Alex Krewanty

Personal information
- Born: 12 April 1975 (age 51) Port Moresby, Papua New Guinea
- Height: 185 cm (6 ft 1 in)
- Weight: 105 kg (16 st 7 lb)

Playing information

Rugby league
- Position: Fullback, Wing, Centre
Club
| Years | Team | Pld | T | G | FG | P |
| 1996–05 | Port Moresby Vipers |  |  |  |  |  |
Representative
| Years | Team | Pld | T | G | FG | P |
| 2000 | Papua New Guinea | 5 | 1 | 0 | 0 | 4 |

Rugby union
Representative
| Years | Team | Pld | T | G | FG | P |
| 2002 | Papua New Guinea 7s |  |  |  |  |  |
- Source: As of 25 November 2023
- Relatives: Arnold Krewanty (brother)

= Alex Krewanty =

PNG international rugby league footballer

Alex Krewanty is a Papua New Guinean rugby league footballer who represented Papua New Guinea in the 2000 World Cup.

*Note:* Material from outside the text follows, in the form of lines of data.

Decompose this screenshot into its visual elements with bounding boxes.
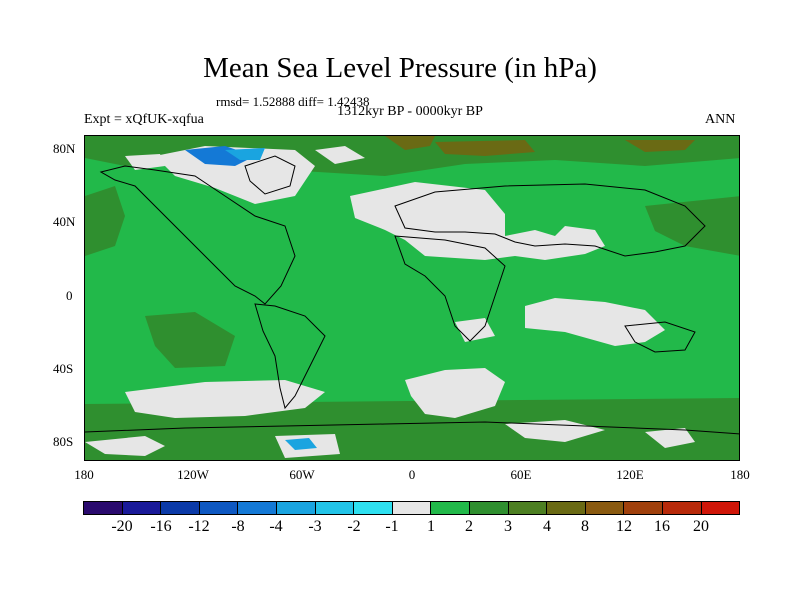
colorbar-label: -8: [231, 518, 245, 535]
region-blue-antarctic: [285, 438, 317, 450]
colorbar-label: 3: [504, 518, 512, 535]
colorbar-swatch: [353, 501, 393, 515]
lon-label-0: 0: [408, 467, 416, 482]
lat-label-0: 0: [66, 288, 73, 303]
colorbar-swatch: [121, 501, 162, 515]
colorbar-swatch: [661, 501, 702, 515]
pressure-map: [84, 135, 740, 461]
season-label: ANN: [705, 112, 736, 127]
region-lightblue-arctic: [225, 148, 265, 160]
colorbar-swatch: [237, 501, 277, 515]
region-gray-antarctic-1: [85, 436, 165, 456]
region-gray-s-africa: [455, 318, 495, 342]
lon-label-60e: 60E: [510, 467, 532, 482]
region-gray-antarctic-3: [645, 428, 695, 448]
lat-label-80n: 80N: [53, 141, 76, 156]
stats-text: rmsd= 1.52888 diff= 1.42438: [216, 94, 370, 109]
colorbar-label: 4: [543, 518, 551, 535]
colorbar-label: -1: [385, 518, 399, 535]
colorbar-swatch: [623, 501, 663, 515]
colorbar-label: -3: [308, 518, 322, 535]
colorbar-swatch: [198, 501, 239, 515]
experiment-label: Expt = xQfUK-xqfua: [84, 112, 204, 127]
lat-label-40s: 40S: [53, 361, 74, 376]
colorbar-swatch: [83, 501, 123, 515]
colorbar-label: -2: [347, 518, 361, 535]
colorbar: [83, 501, 741, 515]
region-gray-s-pacific: [125, 380, 325, 418]
colorbar-swatch: [468, 501, 509, 515]
colorbar-label: 16: [654, 518, 670, 535]
colorbar-label: 1: [427, 518, 435, 535]
coastlines: [85, 155, 739, 435]
lon-label-180w: 180: [74, 467, 94, 482]
colorbar-label: -20: [111, 518, 133, 535]
region-gray-indian: [525, 298, 665, 346]
colorbar-swatch: [700, 501, 741, 515]
region-gray-eurasia: [350, 182, 605, 260]
lon-label-120w: 120W: [177, 467, 209, 482]
colorbar-swatch: [275, 501, 316, 515]
plot-title: Mean Sea Level Pressure (in hPa): [203, 52, 597, 84]
lon-label-60w: 60W: [289, 467, 315, 482]
colorbar-label: -4: [269, 518, 283, 535]
colorbar-swatch: [430, 501, 470, 515]
region-dark-green-pacific-s: [145, 312, 235, 368]
lat-label-80s: 80S: [53, 434, 74, 449]
region-gray-greenland: [155, 146, 315, 204]
colorbar-label: -12: [188, 518, 210, 535]
colorbar-label: 12: [616, 518, 632, 535]
colorbar-swatch: [584, 501, 625, 515]
region-dark-green-west: [85, 186, 125, 256]
colorbar-label: 8: [581, 518, 589, 535]
region-dark-green-asia: [645, 196, 739, 256]
lon-label-180e: 180: [730, 467, 750, 482]
lat-label-40n: 40N: [53, 214, 76, 229]
colorbar-swatch: [391, 501, 432, 515]
region-brown-arctic: [385, 136, 695, 156]
colorbar-label: 2: [465, 518, 473, 535]
colorbar-swatch: [160, 501, 200, 515]
colorbar-swatch: [507, 501, 548, 515]
region-gray-s-indian: [405, 368, 505, 418]
colorbar-label: 20: [693, 518, 709, 535]
map-field: [85, 136, 739, 460]
colorbar-label: -16: [150, 518, 172, 535]
period-text: 1312kyr BP - 0000kyr BP: [337, 104, 483, 119]
region-gray-arctic-canada: [125, 154, 165, 170]
lon-label-120e: 120E: [616, 467, 644, 482]
region-gray-arctic-ru: [315, 146, 365, 164]
colorbar-swatch: [546, 501, 586, 515]
region-dark-green-arctic: [85, 136, 739, 176]
colorbar-swatch: [314, 501, 355, 515]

He is the younger brother of former International, Arnold Krewanty.

Apart from Rugby League, Krewanty also played in the Hong Kong Sevens for PNG Pukpuks in the 2002 Hong Kong Sevens.

==Playing career==
Krewanty played five test matches for Papua New Guinea in 2000, including all four matches at the 2000 World Cup.

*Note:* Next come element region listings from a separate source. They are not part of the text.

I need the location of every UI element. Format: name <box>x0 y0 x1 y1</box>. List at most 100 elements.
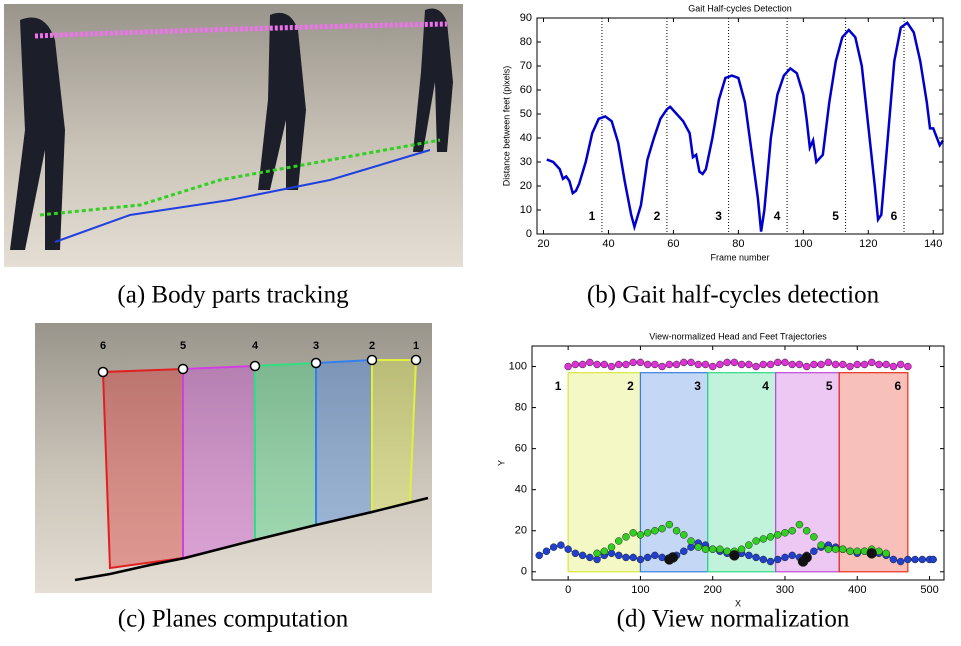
photo-c <box>35 323 432 593</box>
trajectory-point <box>680 531 688 539</box>
trajectory-point <box>839 360 847 369</box>
y-axis-label: Y <box>496 460 506 466</box>
y-tick-label: 60 <box>520 84 532 96</box>
trajectory-point <box>737 545 746 553</box>
trajectory-point <box>708 545 717 553</box>
trajectory-point <box>889 555 898 564</box>
x-tick-label: 500 <box>920 584 938 596</box>
y-tick-label: 90 <box>520 12 532 24</box>
trajectory-point <box>564 545 572 553</box>
trajectory-point <box>571 360 580 369</box>
x-tick-label: 0 <box>565 584 571 596</box>
x-axis-label: Frame number <box>710 252 769 262</box>
trajectory-point <box>889 362 898 371</box>
trajectory-point <box>882 360 890 369</box>
caption: (c) Planes computation <box>118 606 349 633</box>
trajectory-point <box>658 362 666 371</box>
y-tick-label: 40 <box>520 132 532 144</box>
plane-label: 1 <box>555 379 562 393</box>
trajectory-point <box>788 360 796 369</box>
trajectory-point <box>643 360 652 369</box>
trajectory-point <box>860 360 869 369</box>
trajectory-point <box>636 555 645 564</box>
trajectory-point <box>810 360 818 369</box>
half-cycle-label: 6 <box>891 209 898 223</box>
y-tick-label: 50 <box>520 108 532 120</box>
x-tick-label: 200 <box>704 584 722 596</box>
chart-d: View-normalized Head and Feet Trajectori… <box>496 331 945 608</box>
plane-label: 2 <box>369 340 375 352</box>
trajectory-point <box>564 362 572 371</box>
x-tick-label: 120 <box>859 238 877 250</box>
plane-label: 3 <box>313 340 319 352</box>
y-tick-label: 10 <box>520 204 532 216</box>
plane-label: 5 <box>826 379 833 393</box>
y-tick-label: 0 <box>526 228 532 240</box>
trajectory-point <box>918 555 927 564</box>
trajectory-point <box>866 548 877 559</box>
y-tick-label: 20 <box>515 525 527 537</box>
trajectory-point <box>875 360 883 369</box>
trajectory-point <box>672 526 681 535</box>
plane-region <box>639 372 709 573</box>
plane-label: 4 <box>762 379 769 393</box>
trajectory-point <box>593 549 601 558</box>
x-tick-label: 100 <box>794 238 812 250</box>
trajectory-point <box>831 545 840 553</box>
y-tick-label: 60 <box>515 443 527 455</box>
axes-frame <box>531 345 945 581</box>
trajectory-point <box>781 553 789 562</box>
trajectory-point <box>723 358 731 367</box>
trajectory-point <box>795 520 804 529</box>
trajectory-point <box>701 360 710 369</box>
plane-label: 5 <box>180 340 186 352</box>
plane-region <box>838 372 909 573</box>
y-tick-label: 40 <box>515 484 527 496</box>
trajectory-point <box>622 360 630 369</box>
y-tick-label: 70 <box>520 60 532 72</box>
trajectory-point <box>557 541 565 549</box>
trajectory-point <box>745 360 753 369</box>
plane-region <box>774 372 840 573</box>
plot-area <box>532 346 944 580</box>
trajectory-point <box>817 360 825 369</box>
trajectory-point <box>788 551 796 560</box>
trajectory-point <box>672 360 681 369</box>
trajectory-point <box>694 543 702 551</box>
caption: (d) View normalization <box>617 606 850 633</box>
trajectory-point <box>752 553 760 562</box>
trajectory-point <box>600 547 609 556</box>
trajectory-point <box>578 360 587 369</box>
trajectory-point <box>665 360 674 369</box>
x-tick-label: 400 <box>848 584 866 596</box>
half-cycle-label: 4 <box>774 209 781 223</box>
trajectory-point <box>636 531 645 539</box>
trajectory-point <box>716 360 724 369</box>
chart-title: Gait Half-cycles Detection <box>688 3 792 13</box>
trajectory-point <box>766 533 775 541</box>
trajectory-point <box>788 526 796 535</box>
trajectory-point <box>622 553 630 562</box>
photo-a <box>4 4 463 267</box>
trajectory-point <box>824 358 833 367</box>
x-axis-label: X <box>735 598 741 608</box>
plane-label: 2 <box>627 379 634 393</box>
caption: (b) Gait half-cycles detection <box>587 282 880 309</box>
trajectory-point <box>571 549 580 558</box>
half-cycle-label: 1 <box>589 209 596 223</box>
caption: (a) Body parts tracking <box>117 282 349 309</box>
trajectory-point <box>896 557 905 566</box>
trajectory-point <box>607 362 616 371</box>
trajectory-point <box>687 537 695 545</box>
y-tick-label: 80 <box>520 36 532 48</box>
trajectory-point <box>651 360 659 369</box>
trajectory-point <box>759 535 768 543</box>
plane-labels: 6 5 4 3 2 1 <box>100 340 419 352</box>
trajectory-point <box>904 362 912 371</box>
plane-label: 3 <box>694 379 701 393</box>
x-tick-label: 80 <box>732 238 744 250</box>
trajectory-point <box>810 533 818 541</box>
trajectory-point <box>774 531 782 539</box>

Krewanty played in the NSW Metropolitant Cup Competition and also had a stint with First Division Bankstown Canterbury Bulldogs

Krewanty also played in the Super League Nines in Fiji for the PNG Kumuls

Krewanty played for the Port Moresby Vipers in the SP Cup and also in the Queensland Bundy Cup Competition

Alex and his brother Julius also played for the South Tweed Koalas in the Gold Coast Group 18 Competition

.

Krewanty was juggling his Teaching and Rugby League Career all at once.